In contrast, a greater percentage of men from Zapotitlan returned to Mexico than women. While men lost jobs or experienced severe cutbacks in hours and pay (Carla’s husband, Chapter 6), the women from Zapotitlan did not (Gilda and Beatriz, Chapter 6).2 When compared with Pahuatlan, Zapotitlan’s migration flow started about a decade earlier (Chapter 2). Many women who had migrated as young, unmarried women in the 1990s, had school-age and adolescent children by the time the crisis hit, and therefore, they were less likely to return to Mexico. Carolina (Chapter 4), for example, had three US-born children in school, and was firmly oriented toward raising her family in the United States where she felt they had the best educational and economic prospects.

Our longitudinal study allowed us to follow families during many years and we found different patterns of return among them, partly accounted for by having US-born family members. Some migrants had invested in building a home in Pahuatlan and Zapotitlan and used their savings to establish a business. Once they returned to their villages, these families were mostly likely to stay long-term. Not all who returned, however, settled permanently in Mexico. Elena (Chapter 5) and Ursula (Chapter 6) returned with their partners and children. Yet. in less than a year, their partners re-migrated to the United States alone in order to continue working toward their goal. By re-migrating alone, these men reconfigured themselves as “the perfect immigrant” (Hahamovitch, 2003), a worker without dependents that places a burden on the destination country. This process of self-cheapening one’s labor transfers the costs of social reproduction to the family and origin communities. These men believed that by shedding the costs of maintaining their families in the United States, they could “start from scratch,” that is, work toward their goals but now with fewer costs and more possibilities to save money.

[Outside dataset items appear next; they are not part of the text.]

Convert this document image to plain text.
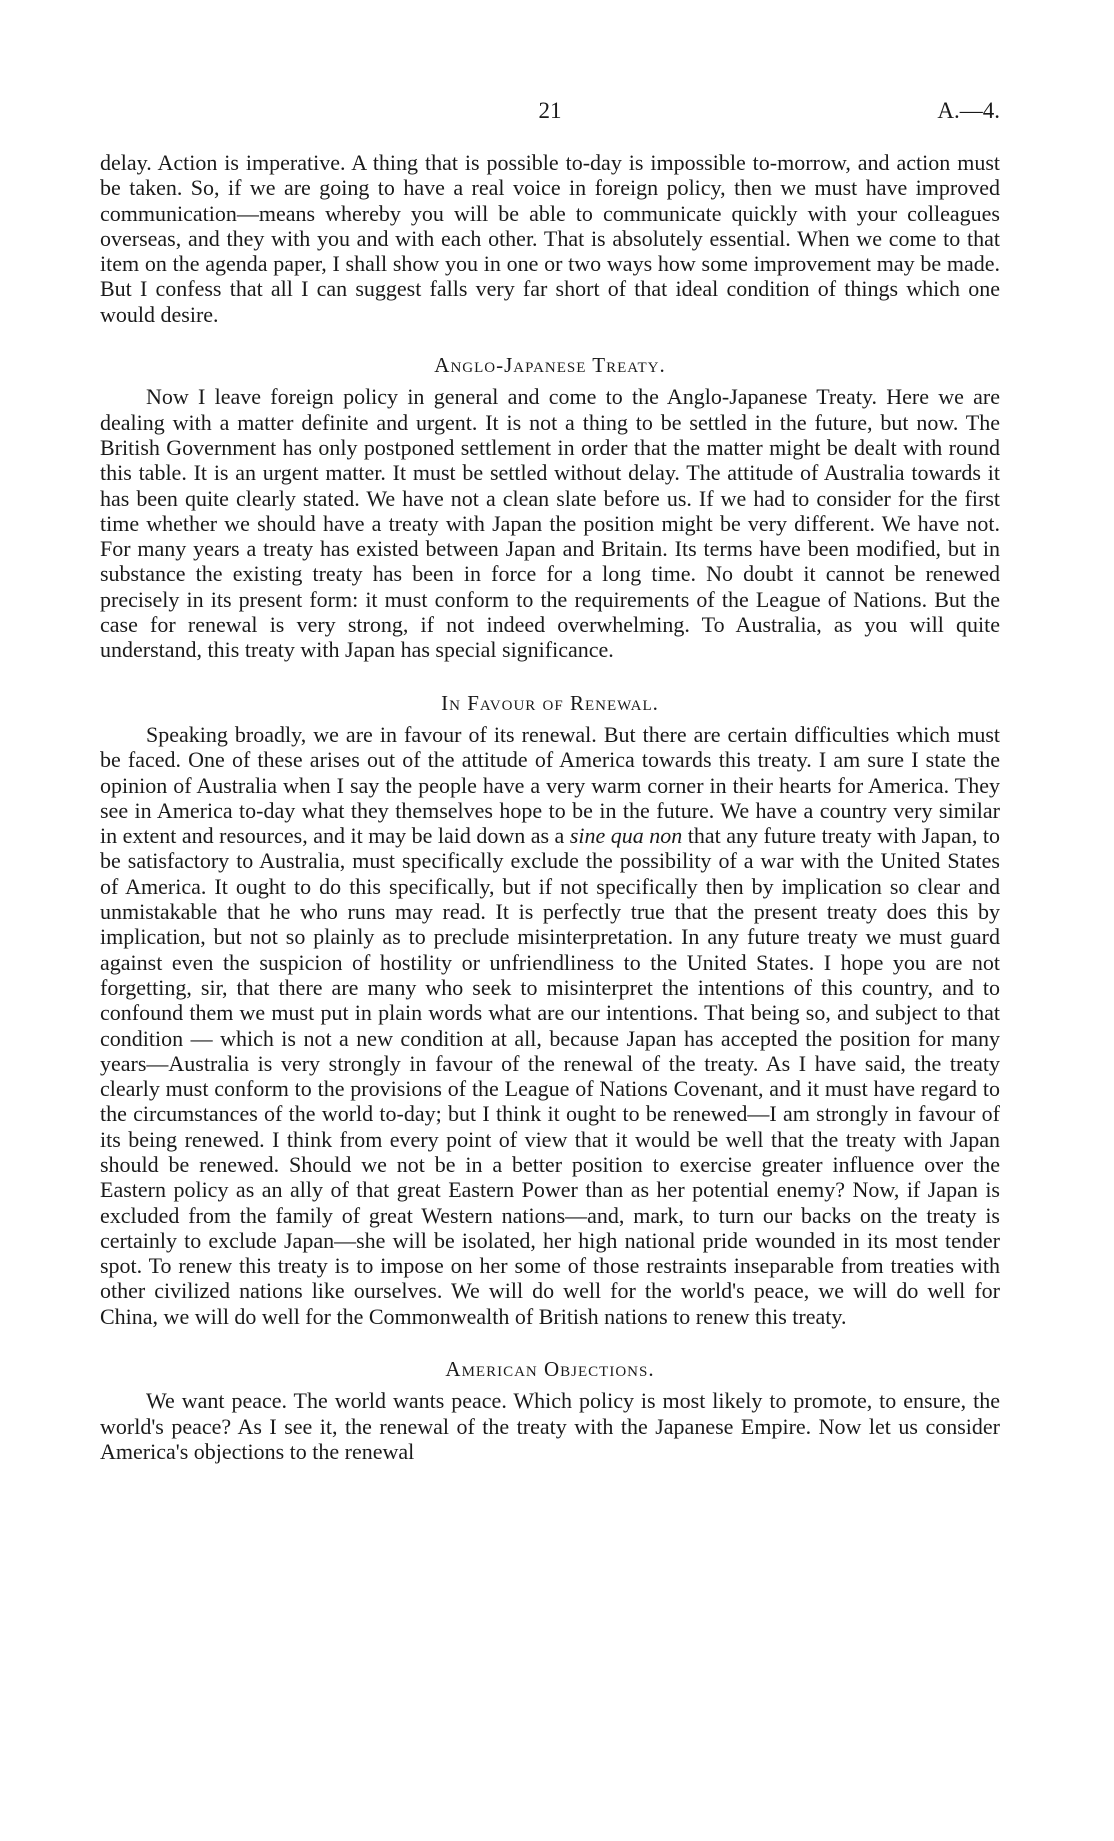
21	A.—4.

delay. Action is imperative. A thing that is possible to-day is impossible to-morrow, and action must be taken. So, if we are going to have a real voice in foreign policy, then we must have improved communication—means whereby you will be able to communicate quickly with your colleagues overseas, and they with you and with each other. That is absolutely essential. When we come to that item on the agenda paper, I shall show you in one or two ways how some improvement may be made. But I confess that all I can suggest falls very far short of that ideal condition of things which one would desire.

Anglo-Japanese Treaty.

Now I leave foreign policy in general and come to the Anglo-Japanese Treaty. Here we are dealing with a matter definite and urgent. It is not a thing to be settled in the future, but now. The British Government has only postponed settlement in order that the matter might be dealt with round this table. It is an urgent matter. It must be settled without delay. The attitude of Australia towards it has been quite clearly stated. We have not a clean slate before us. If we had to consider for the first time whether we should have a treaty with Japan the position might be very different. We have not. For many years a treaty has existed between Japan and Britain. Its terms have been modified, but in substance the existing treaty has been in force for a long time. No doubt it cannot be renewed precisely in its present form: it must conform to the requirements of the League of Nations. But the case for renewal is very strong, if not indeed overwhelming. To Australia, as you will quite understand, this treaty with Japan has special significance.

In Favour of Renewal.

Speaking broadly, we are in favour of its renewal. But there are certain difficulties which must be faced. One of these arises out of the attitude of America towards this treaty. I am sure I state the opinion of Australia when I say the people have a very warm corner in their hearts for America. They see in America to-day what they themselves hope to be in the future. We have a country very similar in extent and resources, and it may be laid down as a sine qua non that any future treaty with Japan, to be satisfactory to Australia, must specifically exclude the possibility of a war with the United States of America. It ought to do this specifically, but if not specifically then by implication so clear and unmistakable that he who runs may read. It is perfectly true that the present treaty does this by implication, but not so plainly as to preclude misinterpretation. In any future treaty we must guard against even the suspicion of hostility or unfriendliness to the United States. I hope you are not forgetting, sir, that there are many who seek to misinterpret the intentions of this country, and to confound them we must put in plain words what are our intentions. That being so, and subject to that condition — which is not a new condition at all, because Japan has accepted the position for many years—Australia is very strongly in favour of the renewal of the treaty. As I have said, the treaty clearly must conform to the provisions of the League of Nations Covenant, and it must have regard to the circumstances of the world to-day; but I think it ought to be renewed—I am strongly in favour of its being renewed. I think from every point of view that it would be well that the treaty with Japan should be renewed. Should we not be in a better position to exercise greater influence over the Eastern policy as an ally of that great Eastern Power than as her potential enemy? Now, if Japan is excluded from the family of great Western nations—and, mark, to turn our backs on the treaty is certainly to exclude Japan—she will be isolated, her high national pride wounded in its most tender spot. To renew this treaty is to impose on her some of those restraints inseparable from treaties with other civilized nations like ourselves. We will do well for the world's peace, we will do well for China, we will do well for the Commonwealth of British nations to renew this treaty.

American Objections.

We want peace. The world wants peace. Which policy is most likely to promote, to ensure, the world's peace? As I see it, the renewal of the treaty with the Japanese Empire. Now let us consider America's objections to the renewal
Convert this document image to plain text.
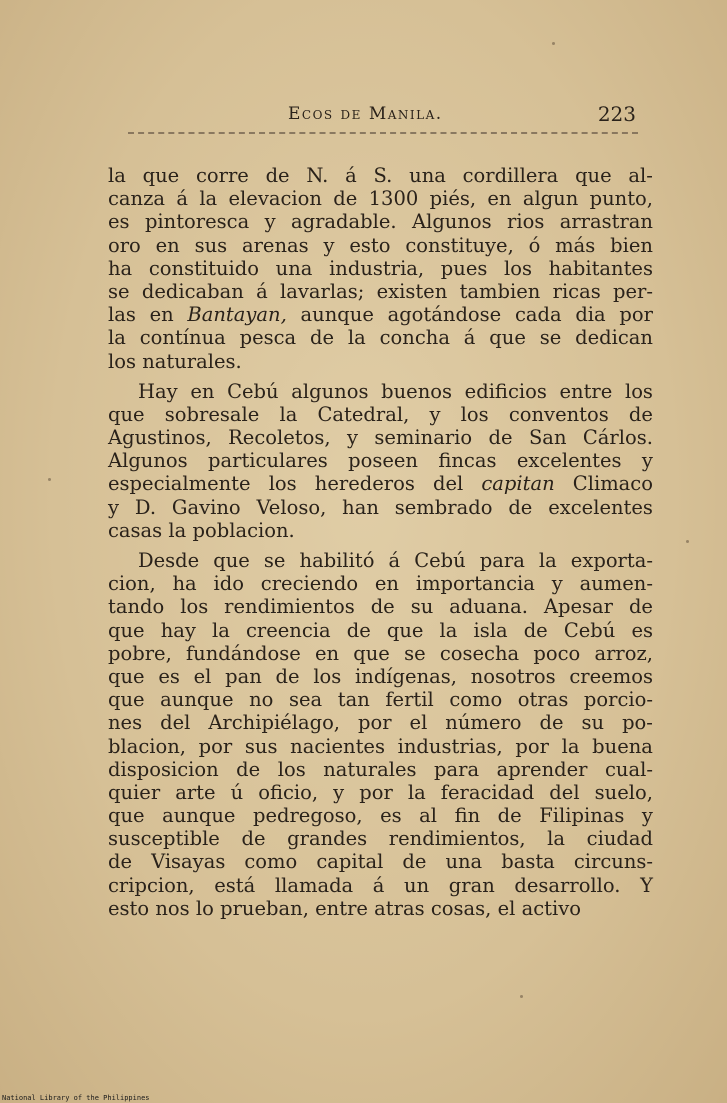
Ecos de Manila.	223
la que corre de N. á S. una cordillera que al-
canza á la elevacion de 1300 piés, en algun punto,
es pintoresca y agradable. Algunos rios arrastran
oro en sus arenas y esto constituye, ó más bien
ha constituido una industria, pues los habitantes
se dedicaban á lavarlas; existen tambien ricas per-
las en Bantayan, aunque agotándose cada dia por
la contínua pesca de la concha á que se dedican
los naturales.
Hay en Cebú algunos buenos edificios entre los
que sobresale la Catedral, y los conventos de
Agustinos, Recoletos, y seminario de San Cárlos.
Algunos particulares poseen fincas excelentes y
especialmente los herederos del capitan Climaco
y D. Gavino Veloso, han sembrado de excelentes
casas la poblacion.
Desde que se habilitó á Cebú para la exporta-
cion, ha ido creciendo en importancia y aumen-
tando los rendimientos de su aduana. Apesar de
que hay la creencia de que la isla de Cebú es
pobre, fundándose en que se cosecha poco arroz,
que es el pan de los indígenas, nosotros creemos
que aunque no sea tan fertil como otras porcio-
nes del Archipiélago, por el número de su po-
blacion, por sus nacientes industrias, por la buena
disposicion de los naturales para aprender cual-
quier arte ú oficio, y por la feracidad del suelo,
que aunque pedregoso, es al fin de Filipinas y
susceptible de grandes rendimientos, la ciudad
de Visayas como capital de una basta circuns-
cripcion, está llamada á un gran desarrollo. Y
esto nos lo prueban, entre atras cosas, el activo
National Library of the Philippines
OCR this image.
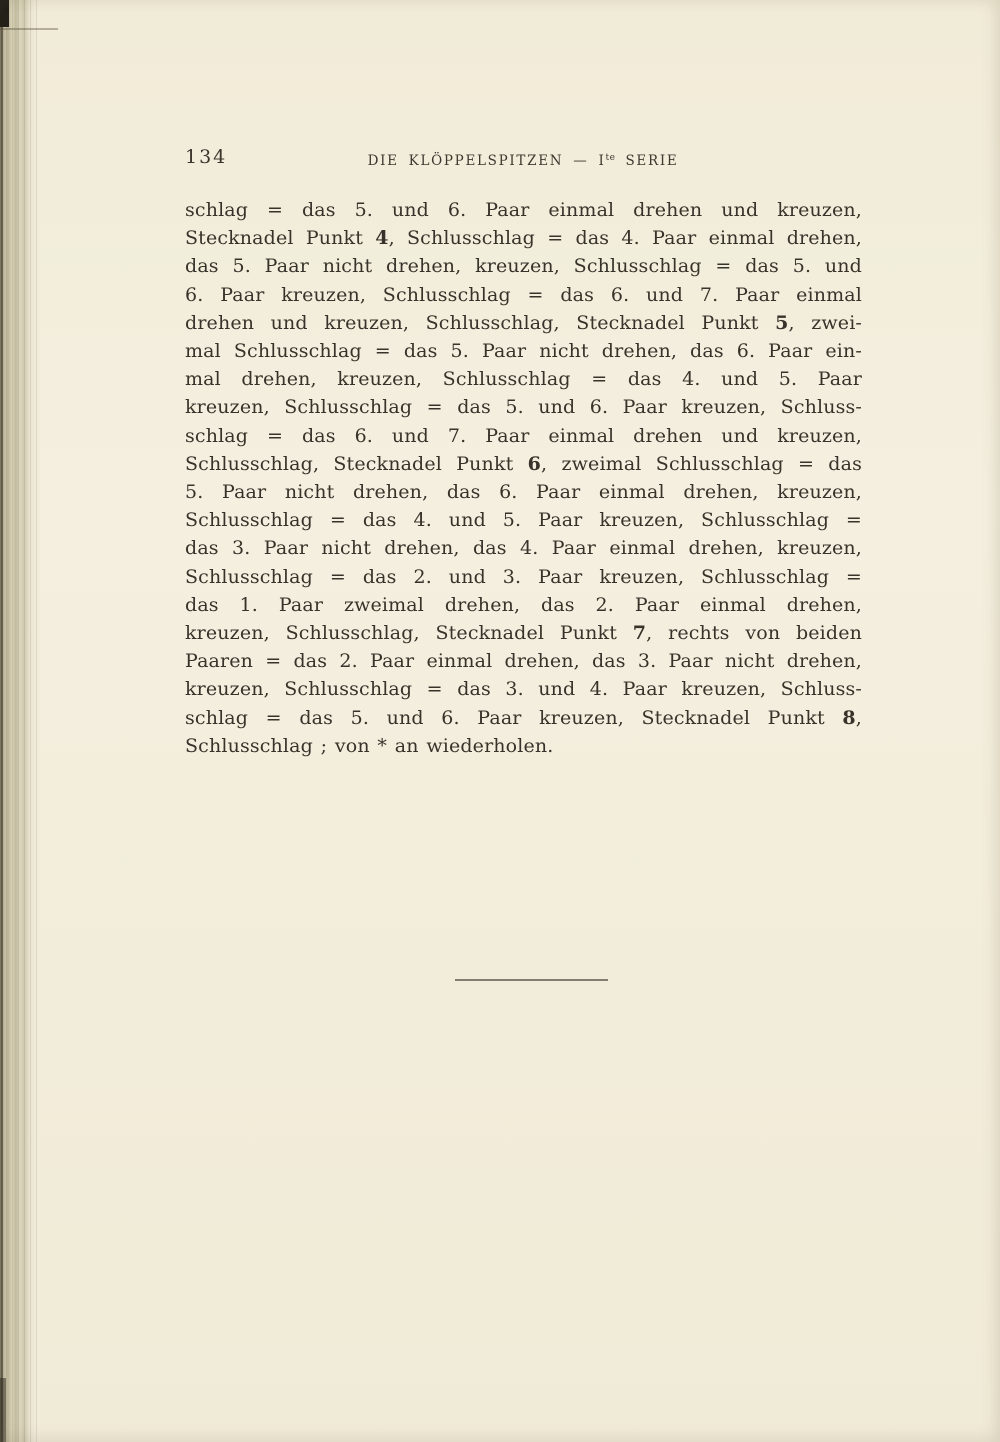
134	DIE KLÖPPELSPITZEN — $I^{te}$ SERIE
schlag = das 5. und 6. Paar einmal drehen und kreuzen,
Stecknadel Punkt 4, Schlusschlag = das 4. Paar einmal drehen,
das 5. Paar nicht drehen, kreuzen, Schlusschlag = das 5. und
6. Paar kreuzen, Schlusschlag = das 6. und 7. Paar einmal
drehen und kreuzen, Schlusschlag, Stecknadel Punkt 5, zwei-
mal Schlusschlag = das 5. Paar nicht drehen, das 6. Paar ein-
mal drehen, kreuzen, Schlusschlag = das 4. und 5. Paar
kreuzen, Schlusschlag = das 5. und 6. Paar kreuzen, Schluss-
schlag = das 6. und 7. Paar einmal drehen und kreuzen,
Schlusschlag, Stecknadel Punkt 6, zweimal Schlusschlag = das
5. Paar nicht drehen, das 6. Paar einmal drehen, kreuzen,
Schlusschlag = das 4. und 5. Paar kreuzen, Schlusschlag =
das 3. Paar nicht drehen, das 4. Paar einmal drehen, kreuzen,
Schlusschlag = das 2. und 3. Paar kreuzen, Schlusschlag =
das 1. Paar zweimal drehen, das 2. Paar einmal drehen,
kreuzen, Schlusschlag, Stecknadel Punkt 7, rechts von beiden
Paaren = das 2. Paar einmal drehen, das 3. Paar nicht drehen,
kreuzen, Schlusschlag = das 3. und 4. Paar kreuzen, Schluss-
schlag = das 5. und 6. Paar kreuzen, Stecknadel Punkt 8,
Schlusschlag ; von * an wiederholen.
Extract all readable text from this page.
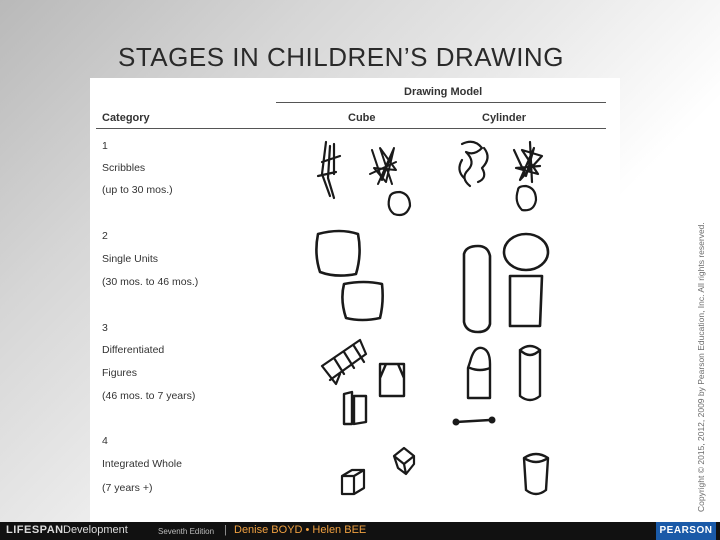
STAGES IN CHILDREN’S DRAWING
Drawing Model
Category	Cube	Cylinder
1
Scribbles
(up to 30 mos.)
2
Single Units
(30 mos. to 46 mos.)
3
Differentiated
Figures
(46 mos. to 7 years)
4
Integrated Whole
(7 years +)	Copyright © 2015, 2012, 2009 by Pearson Education, Inc. All rights reserved.
LIFESPAN Development	Seventh Edition | Denise BOYD • Helen BEE	PEARSON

Women with preschool-aged children who returned to Mexico shortly before, during, or shortly after the crisis re-migrated to the United States when their children were of at least primaiy school-age. Elena (Chapter 5) and Beatriz (Chapter 6) and other women in this position, waited until they could insert their children in school in the United States so that they could regain their hyperflexibility and resume the working lives that were suspended because of their caretaking responsibilities for young children. These women’s trajectories highlight the demise of the male breadwinner among these working classes; in this case, these women's return to Mexico represents a period of latency in the labor force, another example of how these classes experience an oscillating relationship with capital. These are not the full-time workers formed in the image of Manchester’s industrial working class. Rather, these are workers whose habitus is shaped by a constant cycling among employment, underemployment and unemployment. The formation of class is not linear; it is uneven and full of ruptures (Carrier, 2015; Kalb, 2015; Smith, 2015).

A variation on this last pattern of family return occurs when the father and mother re-migrate together to the United States leaving their children with grandparents. Their objective is to accumulate savings more quickly working at the same time, without the burden of caring for children. This modality is particularly stigmatized by the community not only because of the mother’s abandonment of her children, but also because of its potential to dissolve the ties that maintain the social fabric.